The second point is problematic, since HA appears to do everything internally on UTC, and converts to ‘local time’ based on machine time zone settings as and when required. If one part of the system does not “follow the rules” then time used by code can be out from local time at the point of use. DST changes make this more complicated still. Since much of this (great) development and integration work is done by people living in The Netherlands / Europe, they experience UTC +1 (or UTC +2 in the summer). I live in the UK, so my HA is set to GMT (or BST as our DST in summer) which is equal (but not equivalent) to UTC. When developers and testers are +/- 7 hours out from UTC then it is very apparent when local time is not right. When you are +0 or +1 hour off UTC, then DST or living next to someone in a +/- 1 hour different time zone can (quite rightly) be blamed for a great deal of confusion. For me, UTC to local time is currently +0, so human/code errors in UTC-to-local time zone management do not show up.
There is also the question of forecast.solar time.
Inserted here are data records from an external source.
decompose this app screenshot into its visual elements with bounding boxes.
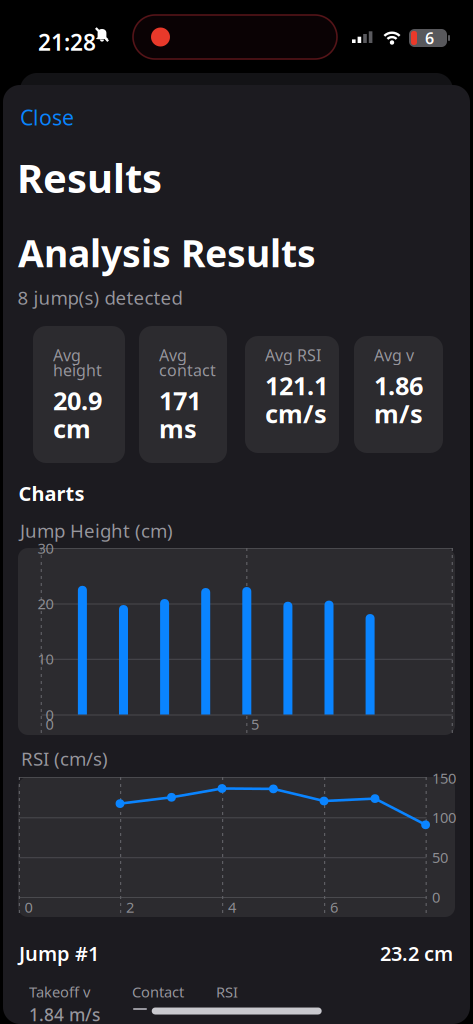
staticText: 6 xyxy=(425,27,434,49)
staticText: Avg RSI xyxy=(265,344,321,366)
staticText: 21:28 xyxy=(38,27,96,57)
staticText: 6 xyxy=(330,897,338,917)
button[interactable]: Jump #1 xyxy=(3,940,470,1024)
staticText: 0 xyxy=(24,897,32,917)
staticText: Avg xyxy=(159,344,187,366)
staticText: 8 jump(s) detected xyxy=(18,285,182,310)
staticText: 10 xyxy=(38,649,54,669)
staticText: 0 xyxy=(46,714,54,734)
staticText: RSI xyxy=(216,982,238,1002)
staticText: 1.86 xyxy=(374,368,423,402)
staticText: 1.84 m/s xyxy=(29,1003,100,1024)
staticText: 2 xyxy=(126,897,134,917)
staticText: 171 xyxy=(159,384,201,417)
staticText: 0 xyxy=(46,705,54,724)
staticText: 23.2 cm xyxy=(380,940,453,967)
staticText: Jump #1 xyxy=(19,940,99,967)
staticText: 20 xyxy=(38,594,54,613)
staticText: Results xyxy=(17,151,162,204)
staticText: Avg xyxy=(53,344,81,366)
staticText: 5 xyxy=(251,714,259,734)
staticText: 150 xyxy=(432,768,456,788)
staticText: Takeoff v xyxy=(29,982,90,1002)
staticText: cm/s xyxy=(265,396,327,430)
staticText: m/s xyxy=(374,396,423,430)
staticText: RSI (cm/s) xyxy=(21,746,108,771)
staticText: Analysis Results xyxy=(18,228,316,278)
staticText: 4 xyxy=(228,897,236,917)
staticText: 121.1 xyxy=(265,368,328,402)
staticText: height xyxy=(53,360,102,381)
staticText: 50 xyxy=(432,848,448,867)
staticText: cm xyxy=(53,412,91,445)
staticText: 30 xyxy=(38,538,54,558)
staticText: contact xyxy=(159,360,216,381)
staticText: Avg v xyxy=(374,344,414,366)
staticText: Close xyxy=(20,103,74,131)
button[interactable]: Close xyxy=(3,85,84,139)
staticText: 0 xyxy=(432,887,440,907)
staticText: 20.9 xyxy=(53,384,102,417)
staticText: Charts xyxy=(18,480,84,507)
staticText: Jump Height (cm) xyxy=(20,518,173,543)
staticText: Contact xyxy=(132,982,184,1002)
staticText: ms xyxy=(159,412,197,445)
staticText: 100 xyxy=(432,808,456,827)
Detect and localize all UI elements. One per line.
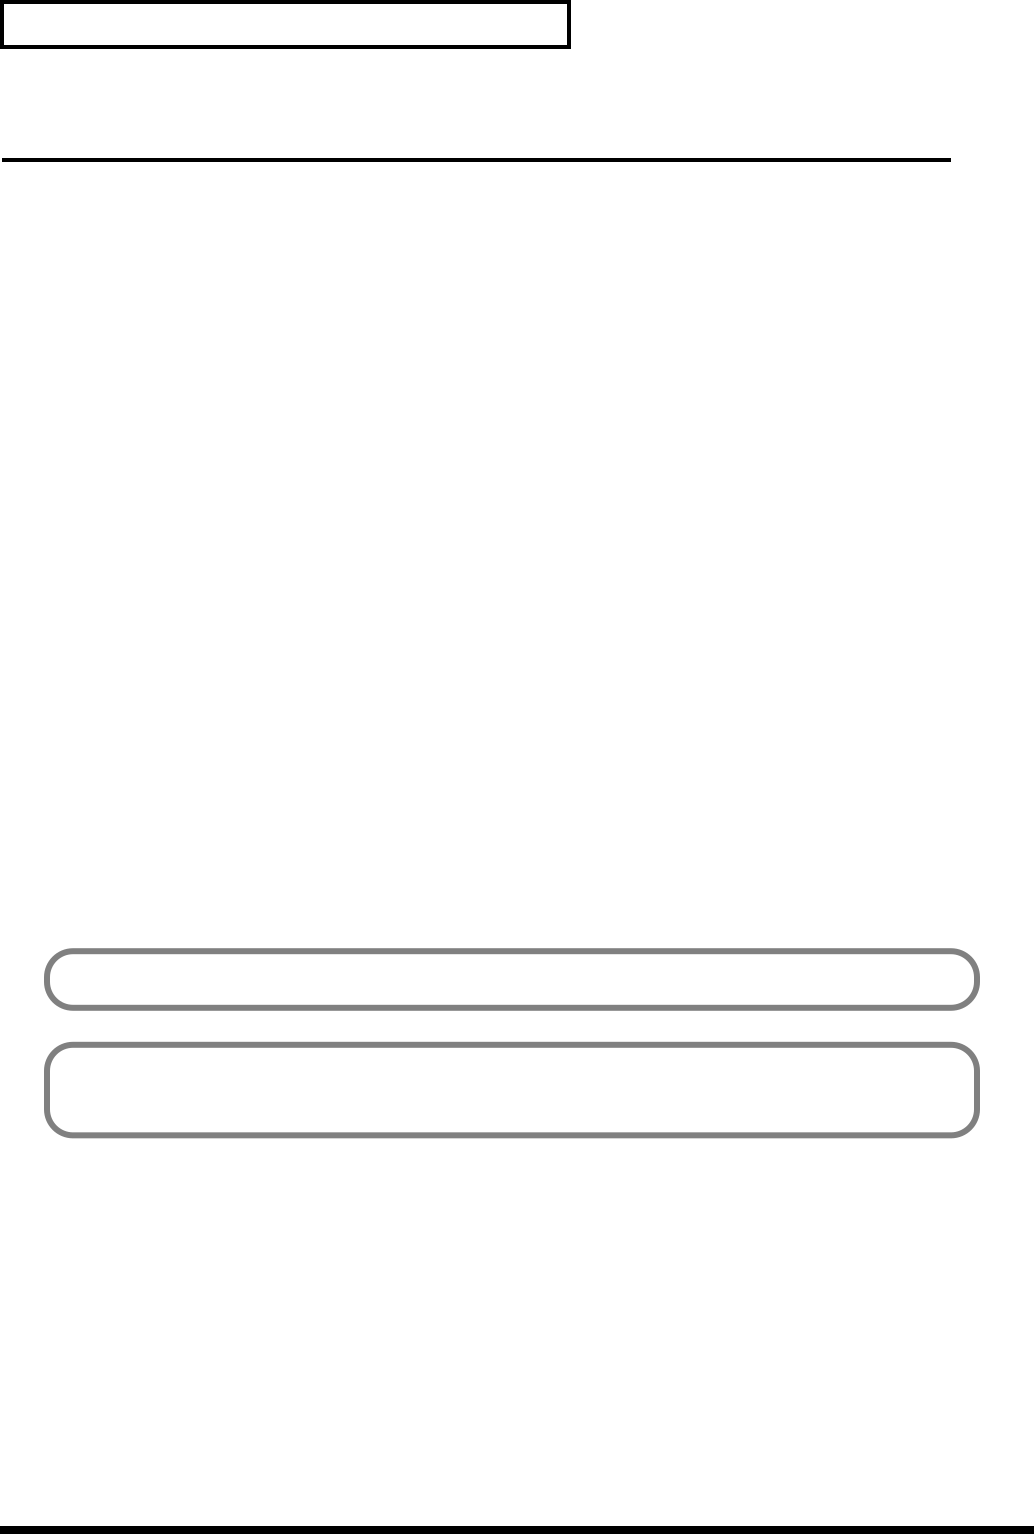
button[interactable]: Single line text field — [47, 951, 977, 1008]
button[interactable]: Title — [2, 2, 569, 47]
button[interactable]: Multi line text field — [47, 1045, 977, 1135]
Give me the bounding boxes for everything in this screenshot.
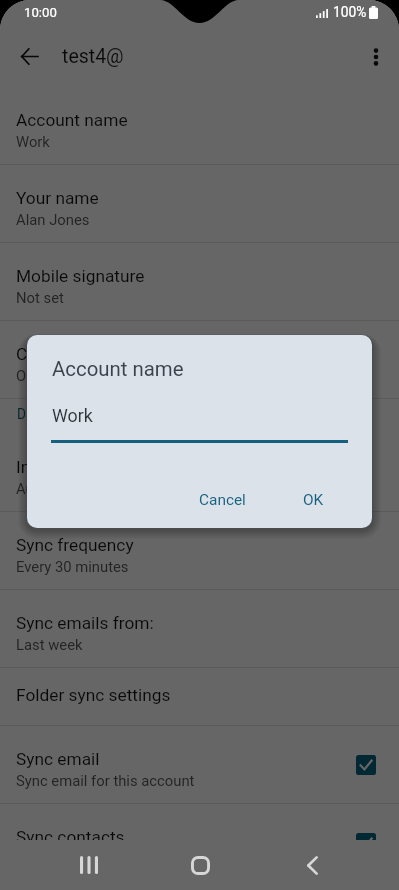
button[interactable]: Cancel	[191, 483, 254, 517]
staticText: Sync frequency	[16, 535, 134, 555]
staticText: Folder sync settings	[16, 685, 171, 705]
staticText: Not set	[16, 289, 64, 306]
staticText: OK	[303, 491, 324, 509]
button[interactable]: Back	[11, 38, 48, 75]
button[interactable]: Folder sync settings	[0, 668, 399, 726]
button[interactable]: Back	[288, 841, 336, 889]
staticText: Work	[16, 133, 50, 150]
staticText: Alan Jones	[16, 211, 90, 228]
button[interactable]: Home	[176, 841, 224, 889]
staticText: Inbox check frequency	[16, 457, 189, 477]
button[interactable]: Inbox check frequency	[0, 434, 399, 512]
staticText: Your name	[16, 188, 99, 208]
staticText: Last week	[16, 636, 83, 653]
button[interactable]: OK	[295, 483, 332, 517]
button[interactable]: Sync emails from:	[0, 590, 399, 668]
button[interactable]: Mobile signature	[0, 243, 399, 321]
staticText: Data usage	[17, 406, 87, 422]
button[interactable]: Colour	[0, 321, 399, 399]
staticText: Sync contacts for this account	[16, 850, 216, 867]
staticText: 10:00	[24, 5, 57, 20]
button[interactable]: Account name	[0, 87, 399, 165]
staticText: Work	[52, 405, 93, 426]
button[interactable]: Sync frequency	[0, 512, 399, 590]
staticText: test4@	[62, 45, 124, 68]
staticText: Sync email for this account	[16, 772, 195, 789]
button[interactable]: Your name	[0, 165, 399, 243]
button[interactable]: Sync contacts	[0, 804, 399, 882]
staticText: Account name	[16, 110, 128, 130]
staticText: 100%	[333, 4, 367, 20]
staticText: Account name	[52, 357, 184, 381]
button[interactable]: Recents	[65, 841, 113, 889]
staticText: Sync email	[16, 749, 100, 769]
staticText: Automatic (Push)	[16, 480, 132, 497]
button[interactable]: Sync email	[0, 726, 399, 804]
staticText: Sync contacts	[16, 827, 125, 847]
staticText: Cancel	[199, 491, 246, 509]
staticText: Sync emails from:	[16, 613, 154, 633]
staticText: Every 30 minutes	[16, 558, 129, 575]
button[interactable]: More options	[362, 43, 390, 71]
staticText: Mobile signature	[16, 266, 145, 286]
staticText: Orange	[16, 367, 64, 384]
staticText: Colour	[16, 344, 67, 364]
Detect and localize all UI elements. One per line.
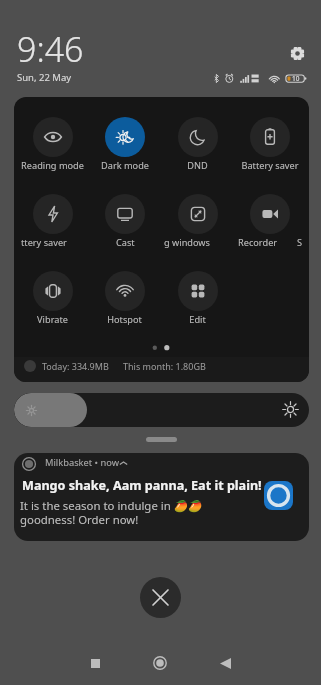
staticText: Sun, 22 May [17,71,72,84]
button[interactable] [88,189,161,245]
button[interactable] [16,266,89,322]
button[interactable] [88,112,161,168]
button[interactable]: Home [140,643,180,683]
button[interactable] [88,266,161,322]
staticText: Mango shake, Aam panna, Eat it plain! [22,477,262,494]
staticText: Cast [116,236,135,249]
staticText: Reading mode [21,159,84,172]
button[interactable] [16,112,89,168]
staticText: Today: 334.9MB [42,360,109,372]
staticText: DND [187,159,208,172]
staticText: g windows [164,236,210,249]
staticText: It is the season to indulge in 🥭🥭 goodne… [20,498,203,528]
staticText: Battery saver [241,159,299,172]
staticText: Milkbasket • now [45,456,119,469]
button[interactable] [16,189,89,245]
button[interactable]: Clear all notifications [140,577,181,618]
button[interactable]: Back [205,643,245,683]
button[interactable] [161,112,234,168]
staticText: Edit [189,313,206,326]
button[interactable] [233,112,306,168]
staticText: 9:46 [17,26,84,72]
staticText: Dark mode [101,159,149,172]
button[interactable]: Settings [285,41,309,65]
button[interactable] [161,266,234,322]
staticText: ttery saver [21,236,67,249]
staticText: Recorder [238,236,278,249]
button[interactable]: Milkbasket • now [14,453,309,541]
staticText: Vibrate [37,313,68,326]
button[interactable]: Brightness [14,393,309,427]
button[interactable] [233,189,306,245]
button[interactable]: Recent apps [75,643,115,683]
staticText: This month: 1.80GB [123,360,206,372]
button[interactable] [161,189,234,245]
staticText: 10 [292,74,300,83]
staticText: Hotspot [107,313,142,326]
staticText: S [297,236,303,249]
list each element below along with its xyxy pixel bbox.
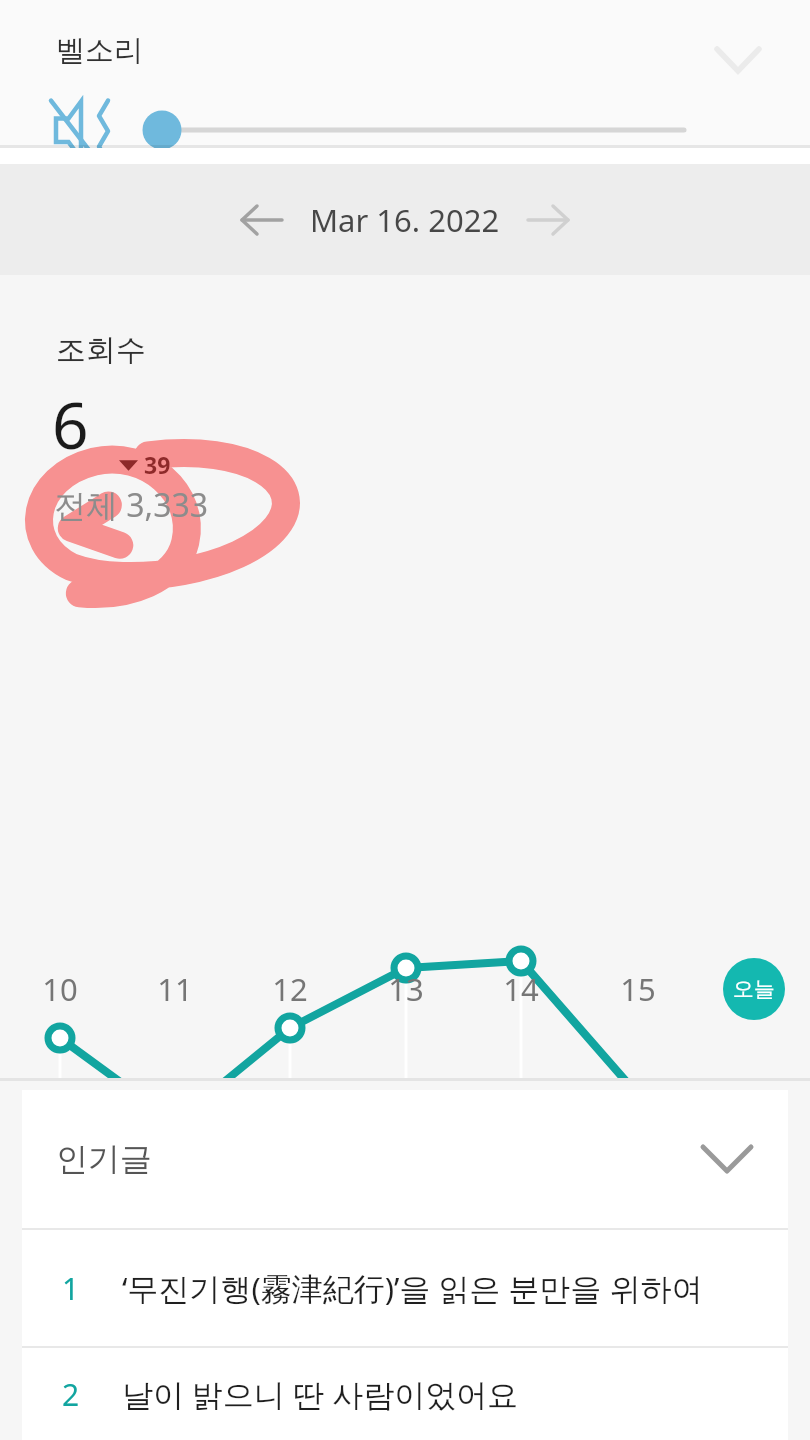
staticText: 6 [52,381,89,468]
staticText: ‘무진기행(霧津紀行)’을 읽은 분만을 위하여 [122,1267,703,1309]
staticText: 11 [157,968,193,1010]
button[interactable]: 인기글 [22,1090,788,1228]
staticText: 1 [62,1268,100,1309]
button[interactable]: 10 [24,958,96,1020]
button[interactable]: 14 [485,958,557,1020]
button[interactable]: Next day [512,184,584,256]
button[interactable]: 2 [22,1348,788,1440]
button[interactable]: 11 [139,958,211,1020]
staticText: 조회수 [56,331,146,369]
button[interactable]: Collapse volume panel [700,16,776,92]
staticText: 전체 3,333 [54,483,209,527]
button[interactable]: 13 [370,958,442,1020]
staticText: 39 [144,449,171,480]
staticText: 벨소리 [56,32,143,69]
button[interactable]: Ringtone volume slider [132,100,722,160]
staticText: 15 [620,968,656,1010]
staticText: 날이 밝으니 딴 사람이었어요 [122,1373,519,1415]
button[interactable]: Mute ringtone [46,92,124,170]
staticText: 13 [388,968,424,1010]
staticText: 10 [42,968,78,1010]
staticText: 2 [62,1374,100,1415]
button[interactable]: 오늘 [723,958,785,1020]
staticText: 14 [503,968,539,1010]
staticText: 인기글 [56,1139,152,1179]
button[interactable]: 15 [602,958,674,1020]
button[interactable]: 12 [254,958,326,1020]
staticText: 오늘 [733,976,775,1002]
staticText: 12 [272,968,308,1010]
button[interactable]: Previous day [226,184,298,256]
button[interactable]: 1 [22,1230,788,1346]
staticText: Mar 16. 2022 [310,199,500,241]
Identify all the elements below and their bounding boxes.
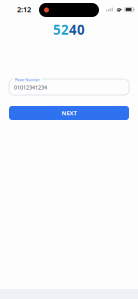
staticText: 52 <box>53 20 69 39</box>
staticText: 01012341234 <box>14 84 47 91</box>
staticText: NEXT <box>62 109 76 117</box>
button[interactable]: 01012341234 <box>9 79 129 95</box>
button[interactable]: NEXT <box>9 106 129 120</box>
staticText: 2:12 <box>17 4 31 14</box>
staticText: Phone Number <box>14 77 40 82</box>
staticText: 40 <box>69 20 85 39</box>
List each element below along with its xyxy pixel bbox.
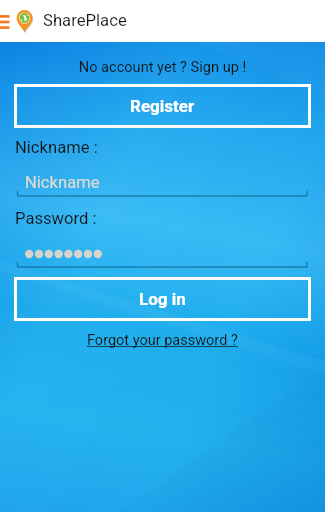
- staticText: No account yet ? Sign up !: [0, 58, 325, 75]
- staticText: Register: [130, 96, 195, 116]
- staticText: Log in: [139, 289, 186, 309]
- staticText: Password :: [15, 209, 97, 228]
- button[interactable]: Nickname: [25, 161, 307, 203]
- staticText: SharePlace: [43, 11, 127, 31]
- button[interactable]: Register: [14, 84, 311, 128]
- button[interactable]: Log in: [14, 277, 311, 321]
- staticText: Nickname: [25, 173, 100, 192]
- button[interactable]: Forgot your password ?: [87, 332, 238, 349]
- staticText: Nickname :: [15, 138, 98, 157]
- button[interactable]: [25, 233, 307, 275]
- button[interactable]: Open navigation menu: [0, 0, 13, 42]
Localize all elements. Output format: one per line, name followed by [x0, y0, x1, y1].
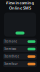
staticText: Item three	[4, 55, 20, 58]
staticText: Item two	[4, 47, 16, 51]
staticText: Item four	[4, 62, 18, 66]
staticText: Online SMS	[9, 5, 31, 10]
staticText: View incoming	[6, 0, 34, 5]
staticText: Item one	[4, 40, 18, 43]
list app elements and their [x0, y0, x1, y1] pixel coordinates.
The site appears to use the geographical location provided (from your HA location settings) to calculate effective local time (not UTC) at that location and to return the required data based on (ISO format) local time. My experience is that sunrise/sunset in the forecast and API always matches my local sunrise/sunset, so it does appear to work correctly, but that is only for myself. USA users with multi-time-zones per country may have a issue where forecast.solar is getting local time wrong. If forecast.solar local time for you is +1 or +2 hours out, then the plot will be +2 or +3 hours out.
The third point is a natural consequence of cloud. The solar forecast is updated at regular intervals, and the base weather forecast likewise, so the graph will change. The upcoming forecast can change quite dramatically as the base weather forecast used is updated. I have seen a great solar PV day turn into nothing, and vice versa. Interestingly the solar forecast will change historically as the day progresses, which can have a big impact on the ‘energy generation today’ figures. It can also lead to these dramatic plunges in the graph that can sometimes be seen either during the middle of the day or at the end of the day.
The orange line is the forecast (which is updated for the entire day every hour). The magenta line is a copy of the forecast for the hour, kept as history of what the forecast was. This graph is generated from direct forecast.solar API calls, so in-day forecast change (and the apparent shift of my actual to the forecast) is not an integration / HA issue.
I believe:
1 is an integration feature - the solution (for now) is to use the forecast.solar API directly yourself, or mentally shift the line one hour left.
2 is a more subtle issue where different components might not be strictly adhering to ISO standard timestamps for UTC and correct local time zone conversion. If everything was UTC, or everything was ‘local’ (whatever that means for you) I am sure everything would be fine! Note that (2) may be cancelling out (1) in some cases, so those that develop this stuff are clearly reluctant to fix (1) and cause a problem elsewhere.
3 is down to ‘weather’ and ‘forecasts’.
The fact that this (free) integration is anywhere near right at anytime is, I think, quite remarkable. My grandmother used to check a bit of seaweed she had hanging up in the garden. If it was wet, she knew it was raining.